Don’t forget about eggs; I eat a LOT of eggs. Great animal protein and fat at a reasonable price, and endlessly versatile.
Shop for vegetables that are low in starch and high in fiber and nutrients. A good rule of thumb is to pick vegetables that grow above ground. With few exceptions, vegetables that grow above ground are lower in starches and sugars than those that grow beneath it. Zucchini, broccoli, cauliflower, tomato, peppers, all sorts of leafy greens, squash, eggplant, olives and cucumbers are all good choices. Again, try new things. Cook with fat, which enhances absorption of fat-soluble nutrients. Which leads to:
Stock up on good fats; my favorites are coconut oil, olive oil and butter. I cook nearly everything with coconut oil. It took me a while to get up the nerve to try it, because I am not a fan of coconut. Let me assure you, your eggs will not taste like coconut. Most coconut oil has a very mild flavor. Because it’s saturated, coconut oil is heat-stable, and safe to use at higher temperatures. Olive oil is good for lower temps, and also, of course, mixed with low-sugar vinegars for salad dressings. Butter is a favorite fat of mine; I use it often. While butter is dairy, it is nearly all fat, so even many lactose intolerant people can use it. I keep a carton of heavy cream around for coffee, since, like butter, cream is mostly fat.

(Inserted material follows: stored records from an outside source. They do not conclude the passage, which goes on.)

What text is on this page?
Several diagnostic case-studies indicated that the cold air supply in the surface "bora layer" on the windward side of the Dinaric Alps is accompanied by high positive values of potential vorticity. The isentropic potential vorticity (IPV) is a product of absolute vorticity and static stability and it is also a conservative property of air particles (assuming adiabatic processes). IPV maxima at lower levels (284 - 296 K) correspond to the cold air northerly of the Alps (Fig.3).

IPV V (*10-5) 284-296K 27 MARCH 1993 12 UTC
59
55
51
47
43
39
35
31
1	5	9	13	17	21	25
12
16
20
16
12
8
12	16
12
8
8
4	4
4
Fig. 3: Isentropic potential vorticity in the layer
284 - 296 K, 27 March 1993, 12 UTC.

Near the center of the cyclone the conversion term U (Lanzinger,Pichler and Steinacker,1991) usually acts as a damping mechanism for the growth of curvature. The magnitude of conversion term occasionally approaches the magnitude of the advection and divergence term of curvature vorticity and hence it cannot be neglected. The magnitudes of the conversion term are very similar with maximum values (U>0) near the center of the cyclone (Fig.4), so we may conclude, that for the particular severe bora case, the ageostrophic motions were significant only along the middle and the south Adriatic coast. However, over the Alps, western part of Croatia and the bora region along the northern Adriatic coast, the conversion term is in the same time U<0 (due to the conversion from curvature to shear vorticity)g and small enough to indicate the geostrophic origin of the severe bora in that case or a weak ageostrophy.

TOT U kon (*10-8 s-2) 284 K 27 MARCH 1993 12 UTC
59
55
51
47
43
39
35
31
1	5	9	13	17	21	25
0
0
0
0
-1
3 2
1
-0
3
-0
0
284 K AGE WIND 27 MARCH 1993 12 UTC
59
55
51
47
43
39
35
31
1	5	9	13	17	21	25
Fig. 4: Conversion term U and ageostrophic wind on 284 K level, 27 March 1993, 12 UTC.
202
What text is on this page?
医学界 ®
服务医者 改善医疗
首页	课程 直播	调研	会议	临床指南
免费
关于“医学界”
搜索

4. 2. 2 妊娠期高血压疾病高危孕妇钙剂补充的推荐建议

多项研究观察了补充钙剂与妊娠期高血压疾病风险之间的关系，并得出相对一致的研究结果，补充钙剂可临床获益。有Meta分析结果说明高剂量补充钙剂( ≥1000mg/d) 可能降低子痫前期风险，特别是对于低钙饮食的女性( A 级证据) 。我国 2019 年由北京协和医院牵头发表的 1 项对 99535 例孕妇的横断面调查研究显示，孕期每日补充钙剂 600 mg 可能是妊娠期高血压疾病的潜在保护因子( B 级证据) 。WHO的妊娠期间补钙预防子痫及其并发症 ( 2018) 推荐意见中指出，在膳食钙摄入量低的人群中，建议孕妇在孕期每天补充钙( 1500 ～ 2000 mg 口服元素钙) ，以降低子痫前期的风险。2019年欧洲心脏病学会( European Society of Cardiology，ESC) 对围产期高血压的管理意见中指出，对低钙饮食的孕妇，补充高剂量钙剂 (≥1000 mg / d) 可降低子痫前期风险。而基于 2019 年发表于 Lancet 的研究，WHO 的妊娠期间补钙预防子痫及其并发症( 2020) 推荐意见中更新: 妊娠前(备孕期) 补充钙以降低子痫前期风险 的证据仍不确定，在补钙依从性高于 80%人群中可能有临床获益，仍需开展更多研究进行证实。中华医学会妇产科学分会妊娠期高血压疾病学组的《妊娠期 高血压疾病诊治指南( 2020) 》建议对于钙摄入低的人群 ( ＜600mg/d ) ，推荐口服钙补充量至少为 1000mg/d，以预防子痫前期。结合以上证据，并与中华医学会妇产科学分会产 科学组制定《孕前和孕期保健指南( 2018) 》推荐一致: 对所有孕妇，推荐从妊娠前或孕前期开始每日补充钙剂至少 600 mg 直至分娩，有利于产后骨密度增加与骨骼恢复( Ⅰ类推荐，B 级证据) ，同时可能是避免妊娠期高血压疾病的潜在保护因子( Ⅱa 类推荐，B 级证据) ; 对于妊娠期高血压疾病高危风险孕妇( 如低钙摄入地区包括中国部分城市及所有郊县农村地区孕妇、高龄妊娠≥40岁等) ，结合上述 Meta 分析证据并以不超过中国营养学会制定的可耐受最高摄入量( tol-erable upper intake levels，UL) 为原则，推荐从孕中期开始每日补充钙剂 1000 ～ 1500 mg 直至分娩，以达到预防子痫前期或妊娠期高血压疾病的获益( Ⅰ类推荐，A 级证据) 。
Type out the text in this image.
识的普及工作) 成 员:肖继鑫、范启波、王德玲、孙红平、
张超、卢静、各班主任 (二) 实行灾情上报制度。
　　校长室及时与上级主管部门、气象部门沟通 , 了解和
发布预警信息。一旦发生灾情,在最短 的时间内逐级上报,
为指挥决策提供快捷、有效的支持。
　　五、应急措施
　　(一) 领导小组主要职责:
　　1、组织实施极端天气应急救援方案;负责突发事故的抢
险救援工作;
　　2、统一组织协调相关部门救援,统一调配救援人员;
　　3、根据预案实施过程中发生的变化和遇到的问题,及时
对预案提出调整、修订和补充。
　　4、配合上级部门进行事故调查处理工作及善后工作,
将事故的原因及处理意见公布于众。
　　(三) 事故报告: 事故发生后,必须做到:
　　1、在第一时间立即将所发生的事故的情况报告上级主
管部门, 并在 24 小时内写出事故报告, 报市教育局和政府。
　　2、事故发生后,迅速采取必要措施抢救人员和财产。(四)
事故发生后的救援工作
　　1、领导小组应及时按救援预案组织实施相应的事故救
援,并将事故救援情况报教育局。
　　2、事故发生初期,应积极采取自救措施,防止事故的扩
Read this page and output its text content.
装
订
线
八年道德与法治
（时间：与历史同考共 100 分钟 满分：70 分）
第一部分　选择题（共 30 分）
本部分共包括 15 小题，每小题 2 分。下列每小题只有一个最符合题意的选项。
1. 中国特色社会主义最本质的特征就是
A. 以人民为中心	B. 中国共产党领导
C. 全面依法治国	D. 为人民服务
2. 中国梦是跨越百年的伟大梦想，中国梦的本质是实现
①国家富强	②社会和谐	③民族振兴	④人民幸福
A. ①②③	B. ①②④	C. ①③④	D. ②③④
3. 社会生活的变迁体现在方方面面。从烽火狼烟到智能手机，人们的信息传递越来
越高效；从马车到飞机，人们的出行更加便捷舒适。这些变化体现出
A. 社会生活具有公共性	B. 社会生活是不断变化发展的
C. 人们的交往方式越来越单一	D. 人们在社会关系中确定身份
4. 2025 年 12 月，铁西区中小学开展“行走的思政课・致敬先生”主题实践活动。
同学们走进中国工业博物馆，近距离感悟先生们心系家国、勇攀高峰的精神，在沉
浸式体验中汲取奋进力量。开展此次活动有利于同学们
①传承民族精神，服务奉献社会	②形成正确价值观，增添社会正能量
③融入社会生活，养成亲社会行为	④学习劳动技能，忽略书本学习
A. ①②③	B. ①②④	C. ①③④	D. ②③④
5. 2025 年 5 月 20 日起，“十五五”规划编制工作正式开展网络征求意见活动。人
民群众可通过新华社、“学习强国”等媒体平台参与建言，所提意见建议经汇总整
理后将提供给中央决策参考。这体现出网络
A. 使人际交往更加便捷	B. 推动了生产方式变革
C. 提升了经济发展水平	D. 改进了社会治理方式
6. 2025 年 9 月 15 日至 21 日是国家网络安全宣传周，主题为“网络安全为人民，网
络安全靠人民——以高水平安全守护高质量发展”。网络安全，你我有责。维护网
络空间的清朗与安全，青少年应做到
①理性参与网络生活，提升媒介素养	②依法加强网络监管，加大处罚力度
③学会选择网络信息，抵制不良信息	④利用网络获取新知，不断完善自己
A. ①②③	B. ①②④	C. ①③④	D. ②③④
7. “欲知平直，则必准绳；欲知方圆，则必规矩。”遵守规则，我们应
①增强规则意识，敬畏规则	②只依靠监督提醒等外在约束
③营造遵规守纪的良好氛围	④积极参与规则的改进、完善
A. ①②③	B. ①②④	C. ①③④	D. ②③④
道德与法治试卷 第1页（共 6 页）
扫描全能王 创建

Fruit is tricky because of its wide range of natural sugar content, from low — berries — to high — pineapple. While fruit is natural and “real food”, it may not be the best choice for you depending on where you are in your journey and your carbohydrate tolerance. I have experimented with different levels of carb intake, and always come back to keeping my carbs quite low. Remember, too, that for the vast majority of our ancestors, fruit was seasonal and regional. If your ancestors, like mine, were from northern Europe, they probably never ate a peach or orange or banana. It just wasn’t available to them. If you want to experiment with fruit, keep a seasonal attitude. Instead of eating high sugar fruit everyday, save it for treats and special occasions. If you use apples, bananas and peaches instead of cake and ice cream, your taste buds and cravings will change.
Avoid foods that are packaged in cardboard boxes or mylar bags. Found in the middle aisles of the store, these are usually processed, made in a lab and full of unpronounceable ingredients. Read the label on everything that has one. Foods that seem like good choices can be filled with chemicals, sugars and the like. The shorter the ingredient list, the better.
I hope you find these tips helpful. If it all seems a little complicated, remember, just eat real food. Being mindful of this will go a long way. We will get into some more specifics in the coming weeks, especially delving into whether fruit and starches are necessary or helpful. I would love to hear your comments and questions, so please chime in.